When handing over your insurance ID card isn’t enough to secure direct billing, it’s important to know how to file a claim with your insurance company. this process can reimburse you for any out-of-pocket visits and ensure that your medical bills are paid as quickly as possible.
Reading: How to submit insurance claim
step 1: collect your itemized receipts
To file a claim, you must first obtain an itemized bill from your physician or medical provider. This bill will list all the services you received along with the cost and a special code that the insurance company will need to pay your claim. Obtaining these receipts is relatively easy: just call your provider and let them know you’re filing an insurance claim. from here, they should immediately submit their itemized receipts after providing a few pieces of information, such as their full name and date of service.
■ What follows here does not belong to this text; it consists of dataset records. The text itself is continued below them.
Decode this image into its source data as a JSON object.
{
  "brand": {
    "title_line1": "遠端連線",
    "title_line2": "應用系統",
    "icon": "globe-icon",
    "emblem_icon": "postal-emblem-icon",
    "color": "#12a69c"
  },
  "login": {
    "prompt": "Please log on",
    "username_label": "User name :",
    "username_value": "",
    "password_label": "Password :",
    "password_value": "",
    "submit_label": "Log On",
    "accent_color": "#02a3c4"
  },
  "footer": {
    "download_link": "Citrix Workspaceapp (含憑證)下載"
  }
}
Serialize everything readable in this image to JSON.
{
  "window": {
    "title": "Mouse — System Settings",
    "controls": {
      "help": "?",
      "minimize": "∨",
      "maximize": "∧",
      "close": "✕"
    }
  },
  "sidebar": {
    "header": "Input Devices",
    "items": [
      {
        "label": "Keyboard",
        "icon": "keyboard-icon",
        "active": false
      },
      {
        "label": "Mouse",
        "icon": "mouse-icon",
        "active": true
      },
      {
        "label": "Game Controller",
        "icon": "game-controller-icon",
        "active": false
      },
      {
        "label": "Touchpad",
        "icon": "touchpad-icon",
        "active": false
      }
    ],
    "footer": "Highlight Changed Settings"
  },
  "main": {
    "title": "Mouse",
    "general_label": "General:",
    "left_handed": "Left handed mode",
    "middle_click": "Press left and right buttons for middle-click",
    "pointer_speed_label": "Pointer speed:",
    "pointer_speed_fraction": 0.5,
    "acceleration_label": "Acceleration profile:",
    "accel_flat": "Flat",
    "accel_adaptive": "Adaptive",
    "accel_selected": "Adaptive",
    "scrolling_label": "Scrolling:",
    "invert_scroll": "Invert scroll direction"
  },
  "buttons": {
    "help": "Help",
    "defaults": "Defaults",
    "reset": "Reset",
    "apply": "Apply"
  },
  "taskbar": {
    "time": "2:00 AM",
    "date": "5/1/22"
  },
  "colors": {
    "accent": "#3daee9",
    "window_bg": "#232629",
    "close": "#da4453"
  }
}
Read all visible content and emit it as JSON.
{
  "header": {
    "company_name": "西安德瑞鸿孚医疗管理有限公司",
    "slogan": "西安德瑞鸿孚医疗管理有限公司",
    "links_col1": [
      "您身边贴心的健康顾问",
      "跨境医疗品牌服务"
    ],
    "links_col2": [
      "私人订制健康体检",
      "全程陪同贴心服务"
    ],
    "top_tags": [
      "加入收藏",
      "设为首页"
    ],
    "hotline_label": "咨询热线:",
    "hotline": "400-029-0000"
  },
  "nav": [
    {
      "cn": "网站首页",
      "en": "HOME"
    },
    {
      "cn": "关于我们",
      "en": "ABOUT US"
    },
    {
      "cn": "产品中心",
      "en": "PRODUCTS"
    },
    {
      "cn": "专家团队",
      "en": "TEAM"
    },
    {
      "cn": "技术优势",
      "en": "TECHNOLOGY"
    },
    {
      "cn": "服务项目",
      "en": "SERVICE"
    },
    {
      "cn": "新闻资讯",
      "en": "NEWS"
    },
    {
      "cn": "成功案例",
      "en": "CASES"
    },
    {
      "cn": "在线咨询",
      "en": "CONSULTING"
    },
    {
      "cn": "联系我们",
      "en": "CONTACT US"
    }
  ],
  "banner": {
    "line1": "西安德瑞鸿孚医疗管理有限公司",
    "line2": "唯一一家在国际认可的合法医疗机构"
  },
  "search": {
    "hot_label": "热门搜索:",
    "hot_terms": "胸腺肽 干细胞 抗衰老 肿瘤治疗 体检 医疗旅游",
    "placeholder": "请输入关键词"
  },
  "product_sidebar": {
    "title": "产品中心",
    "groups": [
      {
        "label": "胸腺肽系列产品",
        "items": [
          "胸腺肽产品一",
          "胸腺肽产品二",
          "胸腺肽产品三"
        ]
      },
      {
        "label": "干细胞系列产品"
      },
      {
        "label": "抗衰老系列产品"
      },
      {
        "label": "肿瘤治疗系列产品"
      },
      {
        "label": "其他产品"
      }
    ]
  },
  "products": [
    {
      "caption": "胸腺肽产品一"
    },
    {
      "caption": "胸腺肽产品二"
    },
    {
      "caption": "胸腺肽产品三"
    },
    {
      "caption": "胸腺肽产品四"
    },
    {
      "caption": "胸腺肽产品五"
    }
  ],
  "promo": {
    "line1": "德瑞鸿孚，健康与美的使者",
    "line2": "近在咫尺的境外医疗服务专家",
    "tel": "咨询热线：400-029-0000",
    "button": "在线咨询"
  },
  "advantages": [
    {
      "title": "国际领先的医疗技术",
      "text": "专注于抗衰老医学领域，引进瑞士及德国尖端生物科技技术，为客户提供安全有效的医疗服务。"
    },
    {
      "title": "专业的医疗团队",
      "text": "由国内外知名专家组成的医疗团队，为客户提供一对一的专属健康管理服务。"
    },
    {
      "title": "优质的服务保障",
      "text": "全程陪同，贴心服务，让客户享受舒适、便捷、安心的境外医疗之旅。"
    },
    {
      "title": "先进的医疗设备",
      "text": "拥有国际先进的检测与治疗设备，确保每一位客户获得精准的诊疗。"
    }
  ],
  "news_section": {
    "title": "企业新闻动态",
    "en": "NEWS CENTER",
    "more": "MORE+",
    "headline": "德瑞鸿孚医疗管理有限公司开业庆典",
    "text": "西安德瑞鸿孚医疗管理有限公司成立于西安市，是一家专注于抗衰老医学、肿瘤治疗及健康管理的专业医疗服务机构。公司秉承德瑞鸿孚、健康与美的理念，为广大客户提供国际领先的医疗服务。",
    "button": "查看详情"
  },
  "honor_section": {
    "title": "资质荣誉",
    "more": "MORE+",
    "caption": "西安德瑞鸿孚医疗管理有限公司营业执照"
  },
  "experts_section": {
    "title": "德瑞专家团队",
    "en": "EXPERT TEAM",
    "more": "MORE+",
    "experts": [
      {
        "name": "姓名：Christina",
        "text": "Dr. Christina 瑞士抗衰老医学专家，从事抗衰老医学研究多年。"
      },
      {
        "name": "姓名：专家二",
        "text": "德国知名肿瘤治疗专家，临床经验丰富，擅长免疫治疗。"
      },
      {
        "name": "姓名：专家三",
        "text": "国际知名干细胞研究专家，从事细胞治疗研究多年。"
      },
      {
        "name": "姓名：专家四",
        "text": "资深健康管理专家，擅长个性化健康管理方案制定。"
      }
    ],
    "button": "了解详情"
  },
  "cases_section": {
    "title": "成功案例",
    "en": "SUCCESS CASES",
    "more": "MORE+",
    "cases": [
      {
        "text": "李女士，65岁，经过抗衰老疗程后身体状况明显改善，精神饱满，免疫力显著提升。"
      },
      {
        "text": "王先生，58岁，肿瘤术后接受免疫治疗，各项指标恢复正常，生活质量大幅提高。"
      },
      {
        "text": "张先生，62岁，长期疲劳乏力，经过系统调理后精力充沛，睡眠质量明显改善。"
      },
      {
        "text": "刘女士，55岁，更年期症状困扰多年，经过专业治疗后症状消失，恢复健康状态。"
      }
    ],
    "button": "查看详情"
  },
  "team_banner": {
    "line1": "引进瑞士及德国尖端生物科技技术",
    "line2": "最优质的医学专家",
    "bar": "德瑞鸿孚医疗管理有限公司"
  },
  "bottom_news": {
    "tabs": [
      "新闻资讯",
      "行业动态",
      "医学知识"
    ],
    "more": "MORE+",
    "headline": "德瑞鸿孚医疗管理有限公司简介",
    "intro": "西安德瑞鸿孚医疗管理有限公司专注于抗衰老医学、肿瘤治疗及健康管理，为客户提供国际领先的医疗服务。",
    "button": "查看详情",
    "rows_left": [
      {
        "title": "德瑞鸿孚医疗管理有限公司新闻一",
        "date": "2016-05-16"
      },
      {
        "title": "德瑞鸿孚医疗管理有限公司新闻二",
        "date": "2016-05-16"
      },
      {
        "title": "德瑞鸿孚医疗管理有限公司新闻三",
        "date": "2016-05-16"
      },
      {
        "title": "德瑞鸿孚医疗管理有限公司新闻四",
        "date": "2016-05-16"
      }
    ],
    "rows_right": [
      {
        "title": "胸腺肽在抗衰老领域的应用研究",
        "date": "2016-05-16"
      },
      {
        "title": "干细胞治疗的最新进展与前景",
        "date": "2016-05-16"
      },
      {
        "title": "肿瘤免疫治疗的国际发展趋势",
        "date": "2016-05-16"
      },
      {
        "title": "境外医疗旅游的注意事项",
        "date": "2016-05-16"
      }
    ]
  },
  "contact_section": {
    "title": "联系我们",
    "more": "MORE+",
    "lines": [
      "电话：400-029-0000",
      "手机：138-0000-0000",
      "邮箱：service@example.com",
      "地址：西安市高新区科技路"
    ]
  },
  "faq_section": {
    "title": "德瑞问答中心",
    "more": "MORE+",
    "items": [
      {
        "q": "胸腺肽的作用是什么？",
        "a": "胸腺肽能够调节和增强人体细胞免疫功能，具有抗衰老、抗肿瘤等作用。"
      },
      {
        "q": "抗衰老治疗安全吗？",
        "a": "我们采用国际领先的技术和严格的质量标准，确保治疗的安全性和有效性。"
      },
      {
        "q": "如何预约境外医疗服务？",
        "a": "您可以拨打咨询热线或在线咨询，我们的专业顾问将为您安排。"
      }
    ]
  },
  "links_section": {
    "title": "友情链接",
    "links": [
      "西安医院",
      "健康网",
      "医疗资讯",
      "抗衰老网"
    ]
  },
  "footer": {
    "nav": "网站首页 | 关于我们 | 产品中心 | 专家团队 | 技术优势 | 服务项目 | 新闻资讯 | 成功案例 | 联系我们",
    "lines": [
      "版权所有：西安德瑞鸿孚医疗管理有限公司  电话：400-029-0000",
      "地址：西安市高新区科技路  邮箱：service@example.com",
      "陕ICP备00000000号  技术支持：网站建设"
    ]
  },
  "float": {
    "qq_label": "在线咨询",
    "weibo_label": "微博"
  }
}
step 2: fill out a claim form
See also: How to Make a Car Insurance Claim in Singapore – MoneySmart.sg
A claim form is the document that tells your insurance company more details about the accident or illness in question. This will help them determine whether or not the expenses you are claiming are covered by your insurance plan, so the more information on this form the better. Please note that each form should have instructions for completing the form and instructions on how and where to submit it, but if you have questions, simply contact your insurance company.
Typical sections of a claim form:
- personal information such as your name, address and date of birth
- insurance information, such as a policy and group number
- reason for your visit, including background information about your condition
- provider information, including physician’s name and address
- out-of-pocket costs you’ve already paid
step 3: make at least 1 copy
As a precautionary measure, it’s always a good idea to make copies of your entire claim before submitting it to your insurance company. Please keep an extra copy of the completed claim form as well as your collected receipts in case there is a complication with your claim.
step 4: review, call and send
When you have all your documents complete and ready to be submitted, call your insurance company. let them know you will be submitting a claim form and review the documentation you are about to submit. be sure to ask them if there are any additional documents that need to be submitted and how long you expect for the claim to be paid.
See also: How do I change personal information on my account? | Medavie Blue Cross
When you are absolutely sure you have everything in order, you can submit your claim form and accompanying documentation to your insurance company. if you need an address to send it to, check your claim form. In most cases, you are expected to mail in your claim, but in some cases you may be able to email or fax your documents.
step 5: wait
now there is nothing to do but wait. Keep an eye on your calendar, noting the claim date your insurance company gave you when you called. If you don’t receive your claim payment within the timeframe you’ve been given, contact your insurance company and let them know. When you speak with someone, be sure to write down the date, time, and the full name(s) and title(s) of the person(s) you speak with to create a paper record, which you may need if further problems arise with your claim.
If you’re curious about what you’ll receive from your insurance company after you file a claim, check out our helpful tool for understanding your explanation of benefits (EOB). Otherwise, be aware that your insurance company may request additional documents, such as your medical history records, to support your claim, so it’s important to be aware of the process. As always, be sure to contact your insurance company directly if you have questions about filing a claim, claim status, or your EOB.